Anjloknya harga saham BBCA ini tak lepas dari kontroversi penjualan 51% sahamnya pada tahun 2002 dalam rangka penyelesaian kasus Bantuan Likuiditas Bank Indonesia (BLBI). Isu kerugian negara yang ditimbulkan dari transaksi tersebut kembali mencuat dan memicu sorotan publik, termasuk dari DPR. Desakan agar pemerintah mengambil alih 51% saham BBCA tanpa kompensasi pun mengemuka. Meskipun CEO Danareksa, Rosan Roeslani, telah membantah rencana akuisisi tersebut, sentimen negatif tetap membayangi. Corporate Secretary BCA, I Ketut Alam Wangsawijaya, juga membantah adanya pelanggaran hukum dalam transaksi tersebut.

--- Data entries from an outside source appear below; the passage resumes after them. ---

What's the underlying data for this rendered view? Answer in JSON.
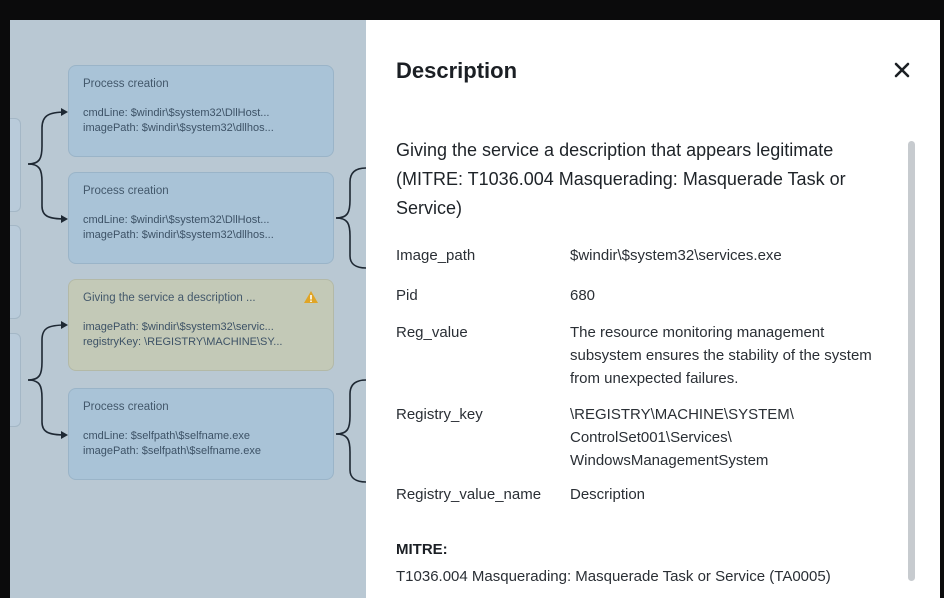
{
  "graph": {
    "nodes": [
      {
        "title": "Process creation",
        "lines": [
          "cmdLine: $windir\\$system32\\DllHost...",
          "imagePath: $windir\\$system32\\dllhos..."
        ],
        "warning": false
      },
      {
        "title": "Process creation",
        "lines": [
          "cmdLine: $windir\\$system32\\DllHost...",
          "imagePath: $windir\\$system32\\dllhos..."
        ],
        "warning": false
      },
      {
        "title": "Giving the service a description ...",
        "lines": [
          "imagePath: $windir\\$system32\\servic...",
          "registryKey: \\REGISTRY\\MACHINE\\SY..."
        ],
        "warning": true
      },
      {
        "title": "Process creation",
        "lines": [
          "cmdLine: $selfpath\\$selfname.exe",
          "imagePath: $selfpath\\$selfname.exe"
        ],
        "warning": false
      }
    ]
  },
  "panel": {
    "title": "Description",
    "close_icon": "close-icon",
    "heading": "Giving the service a description that appears legitimate (MITRE: T1036.004 Masquerading: Masquerade Task or Service)",
    "fields": [
      {
        "key": "Image_path",
        "value": "$windir\\$system32\\services.exe"
      },
      {
        "key": "Pid",
        "value": "680"
      },
      {
        "key": "Reg_value",
        "value": "The resource monitoring management subsystem ensures the stability of the system from unexpected failures."
      },
      {
        "key": "Registry_key",
        "value": "\\REGISTRY\\MACHINE\\SYSTEM\\ ControlSet001\\Services\\ WindowsManagementSystem"
      },
      {
        "key": "Registry_value_name",
        "value": "Description"
      }
    ],
    "mitre_label": "MITRE:",
    "mitre_value": "T1036.004 Masquerading: Masquerade Task or Service (TA0005)"
  },
  "colors": {
    "warning": "#e0a526"
  }
}
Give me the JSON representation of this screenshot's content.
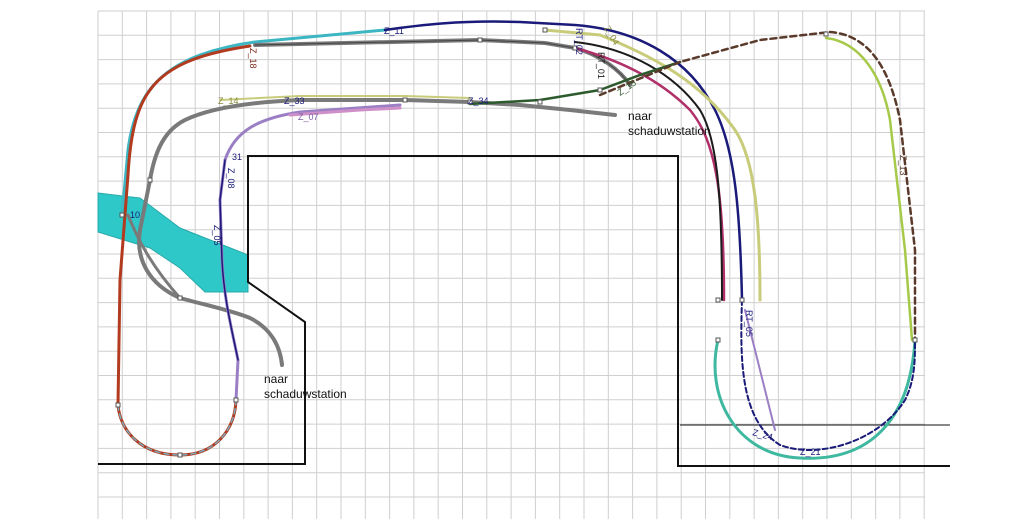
{
  "diagram": {
    "notes": [
      {
        "key": "shadow_right",
        "line1": "naar",
        "line2": "schaduwstation"
      },
      {
        "key": "shadow_left",
        "line1": "naar",
        "line2": "schaduwstation"
      }
    ],
    "labels": {
      "z11": "Z_11",
      "z18": "Z_18",
      "z14": "Z_14",
      "z33": "Z_33",
      "z07": "Z_07",
      "z31": "31",
      "z08": "Z_08",
      "z05": "Z_05",
      "z10": "10",
      "z34": "Z_34",
      "z15": "Z_15",
      "z21": "Z_21",
      "z24": "Z_24",
      "z13": "Z_13",
      "z04": "Z_04",
      "rt02": "RT_02",
      "rt01": "RT_01",
      "rt05": "RT_05"
    },
    "colors": {
      "teal": "#3bb6c2",
      "rust": "#b23a1e",
      "navy": "#1a1a7a",
      "gray": "#7a7a7a",
      "olive": "#c8cc7a",
      "lilac": "#9b7fc4",
      "pink": "#cf8fc8",
      "magenta": "#b0306a",
      "black": "#1b1b1b",
      "darkgreen": "#2c5a2c",
      "brown_dash": "#5a3a2a",
      "lime": "#a6c94a",
      "seagreen": "#3fb8a0",
      "water": "#2ec8c8"
    }
  }
}
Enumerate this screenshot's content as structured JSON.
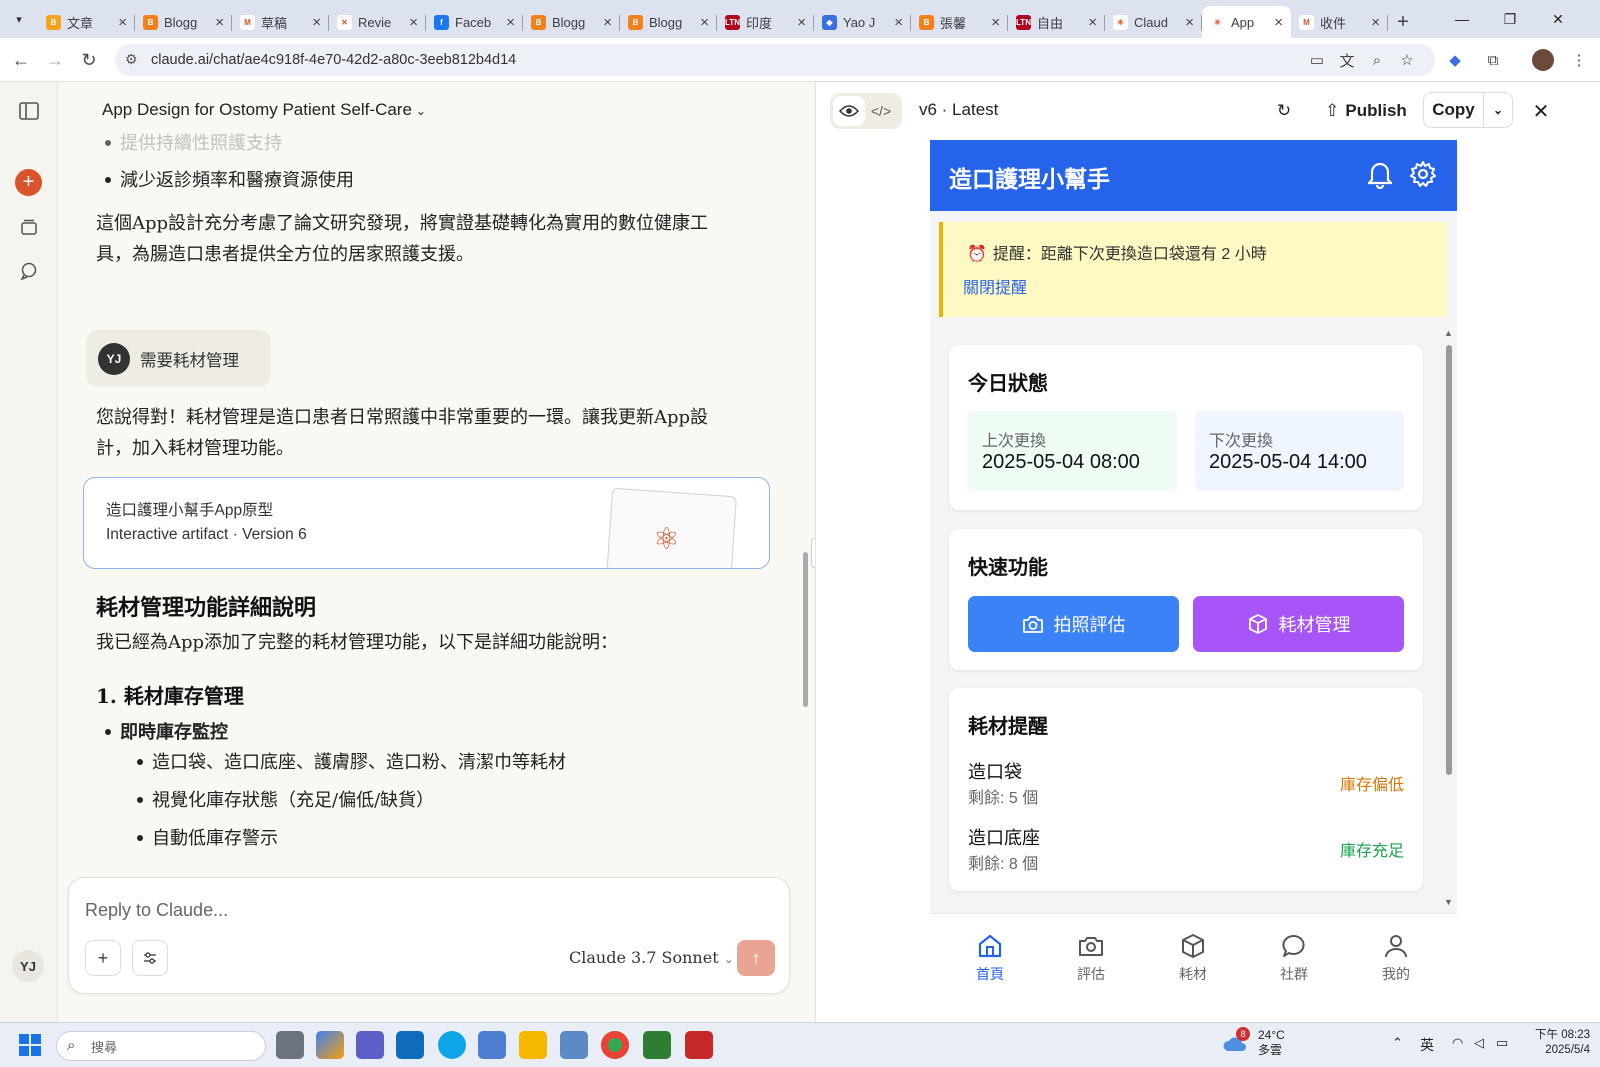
{
  "browser": {
    "tabs": [
      {
        "label": "文章",
        "fav_color": "#f4a31c",
        "fav_glyph": "B"
      },
      {
        "label": "Blogg",
        "fav_color": "#f4801c",
        "fav_glyph": "B"
      },
      {
        "label": "草稿",
        "fav_color": "#ffffff",
        "fav_glyph": "M"
      },
      {
        "label": "Revie",
        "fav_color": "#ffffff",
        "fav_glyph": "✕"
      },
      {
        "label": "Faceb",
        "fav_color": "#1877f2",
        "fav_glyph": "f"
      },
      {
        "label": "Blogg",
        "fav_color": "#f4801c",
        "fav_glyph": "B"
      },
      {
        "label": "Blogg",
        "fav_color": "#f4801c",
        "fav_glyph": "B"
      },
      {
        "label": "印度",
        "fav_color": "#b00020",
        "fav_glyph": "LTN"
      },
      {
        "label": "Yao J",
        "fav_color": "#3b6fe0",
        "fav_glyph": "◆"
      },
      {
        "label": "張馨",
        "fav_color": "#f4801c",
        "fav_glyph": "B"
      },
      {
        "label": "自由",
        "fav_color": "#b00020",
        "fav_glyph": "LTN"
      },
      {
        "label": "Claud",
        "fav_color": "#ffffff",
        "fav_glyph": "✳"
      },
      {
        "label": "App",
        "fav_color": "#ffffff",
        "fav_glyph": "✳",
        "active": true
      },
      {
        "label": "收件",
        "fav_color": "#ffffff",
        "fav_glyph": "M"
      }
    ],
    "url": "claude.ai/chat/ae4c918f-4e70-42d2-a80c-3eeb812b4d14"
  },
  "chat": {
    "title": "App Design for Ostomy Patient Self-Care",
    "faded_bullet": "提供持續性照護支持",
    "bullet_top": "減少返診頻率和醫療資源使用",
    "para1_l1": "這個App設計充分考慮了論文研究發現，將實證基礎轉化為實用的數位健康工",
    "para1_l2": "具，為腸造口患者提供全方位的居家照護支援。",
    "user_initials": "YJ",
    "user_message": "需要耗材管理",
    "reply_l1": "您說得對！耗材管理是造口患者日常照護中非常重要的一環。讓我更新App設",
    "reply_l2": "計，加入耗材管理功能。",
    "artifact_title": "造口護理小幫手App原型",
    "artifact_meta": "Interactive artifact · Version 6",
    "section_title": "耗材管理功能詳細說明",
    "section_intro": "我已經為App添加了完整的耗材管理功能，以下是詳細功能說明：",
    "sub_title": "1. 耗材庫存管理",
    "sub_bullet": "即時庫存監控",
    "sub_items": [
      "造口袋、造口底座、護膚膠、造口粉、清潔巾等耗材",
      "視覺化庫存狀態（充足/偏低/缺貨）",
      "自動低庫存警示"
    ],
    "composer_placeholder": "Reply to Claude...",
    "model_label": "Claude 3.7 Sonnet"
  },
  "panel": {
    "version": "v6 · Latest",
    "publish": "Publish",
    "copy": "Copy"
  },
  "app": {
    "title": "造口護理小幫手",
    "reminder": "提醒：距離下次更換造口袋還有 2 小時",
    "close_reminder": "關閉提醒",
    "today_title": "今日狀態",
    "last_label": "上次更換",
    "last_value": "2025-05-04 08:00",
    "next_label": "下次更換",
    "next_value": "2025-05-04 14:00",
    "quick_title": "快速功能",
    "btn_photo": "拍照評估",
    "btn_supply": "耗材管理",
    "supply_title": "耗材提醒",
    "supplies": [
      {
        "name": "造口袋",
        "remain": "剩餘: 5 個",
        "status": "庫存偏低",
        "color": "#d97706"
      },
      {
        "name": "造口底座",
        "remain": "剩餘: 8 個",
        "status": "庫存充足",
        "color": "#16a34a"
      }
    ],
    "nav": [
      "首頁",
      "評估",
      "耗材",
      "社群",
      "我的"
    ],
    "colors": {
      "primary": "#2563eb",
      "quick_blue": "#3b82f6",
      "quick_purple": "#a855f7"
    }
  },
  "taskbar": {
    "search": "搜尋",
    "weather_temp": "24°C",
    "weather_desc": "多雲",
    "weather_badge": "8",
    "ime": "英",
    "time": "下午 08:23",
    "date": "2025/5/4"
  }
}
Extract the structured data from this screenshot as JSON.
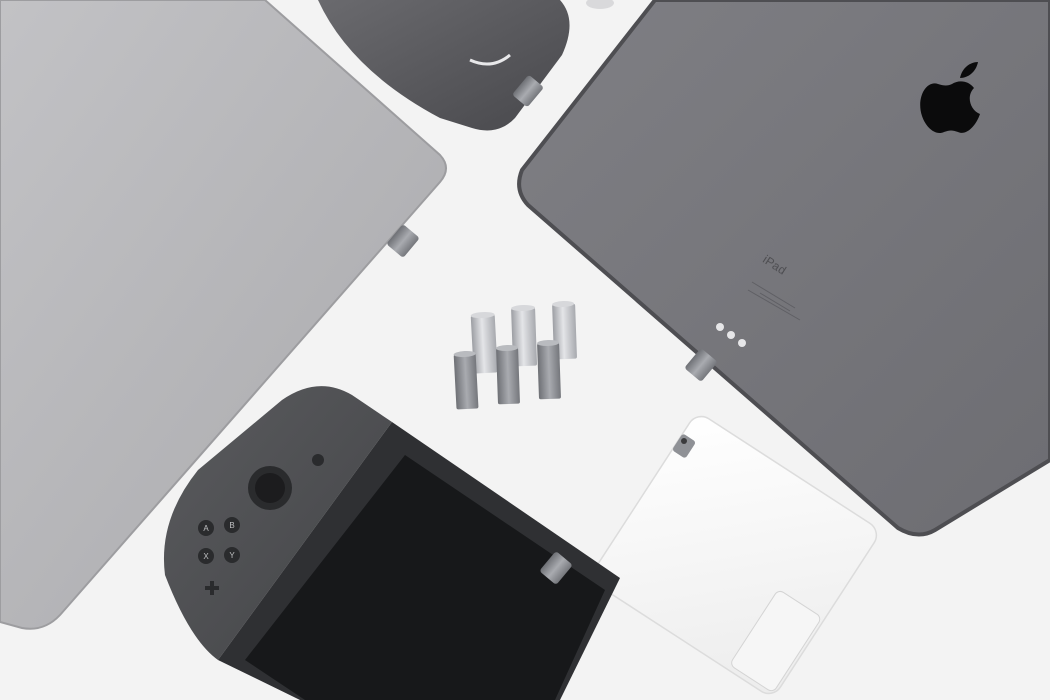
{
  "photo": {
    "background_color": "#f3f3f3",
    "objects": [
      {
        "name": "laptop",
        "color": "#b5b5b8",
        "icon": "laptop-icon"
      },
      {
        "name": "portable-ssd",
        "color": "#5a5a5e",
        "icon": "ssd-drive-icon"
      },
      {
        "name": "ipad",
        "color": "#77777c",
        "icon": "tablet-icon"
      },
      {
        "name": "aluminum-adapters",
        "count": 6,
        "color": "#c9cacd",
        "icon": "usb-c-adapter-icon"
      },
      {
        "name": "game-console",
        "color": "#4c4d50",
        "icon": "game-console-icon"
      },
      {
        "name": "power-adapter",
        "color": "#f7f7f7",
        "icon": "power-adapter-icon"
      }
    ]
  },
  "ipad_label": "iPad",
  "controller_buttons": [
    "A",
    "B",
    "X",
    "Y"
  ]
}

Saham BBCA Ambles 5%! Pemerintah Incar 51%?
Gambar Istimewa : awsimages.detik.net.id

Namun, sentimen positif dari penurunan suku bunga acuan Bank Indonesia tak mampu membendung tekanan jual yang signifikan terhadap saham BBCA. Pada perdagangan Kamis (21/8/2025), tercatat net sell mencapai Rp 130,2 miliar dari investor domestik. Industri perbankan secara keseluruhan juga menghadapi tantangan, di mana suku bunga tinggi menekan pendapatan akibat kenaikan beban bunga.

Haluannews.id Research mencatat, langkah konservatif BBCA terlihat dari kenaikan guidance Cost of Credit (CoC) tahun ini. Pada semester I 2025, beban provisi BBCA melonjak 43% (yoy), bahkan mencapai 81% (yoy) pada kuartal II. Kenaikan ini membuat CoC naik menjadi 0,5% dari 0,3% pada semester I/2024. Peningkatan rasio kredit bermasalah (NPL gross) menjadi 2,2% pada kuartal II/2025 dari 2,0% kuartal sebelumnya dan 1,8% pada akhir 2024, turut berkontribusi.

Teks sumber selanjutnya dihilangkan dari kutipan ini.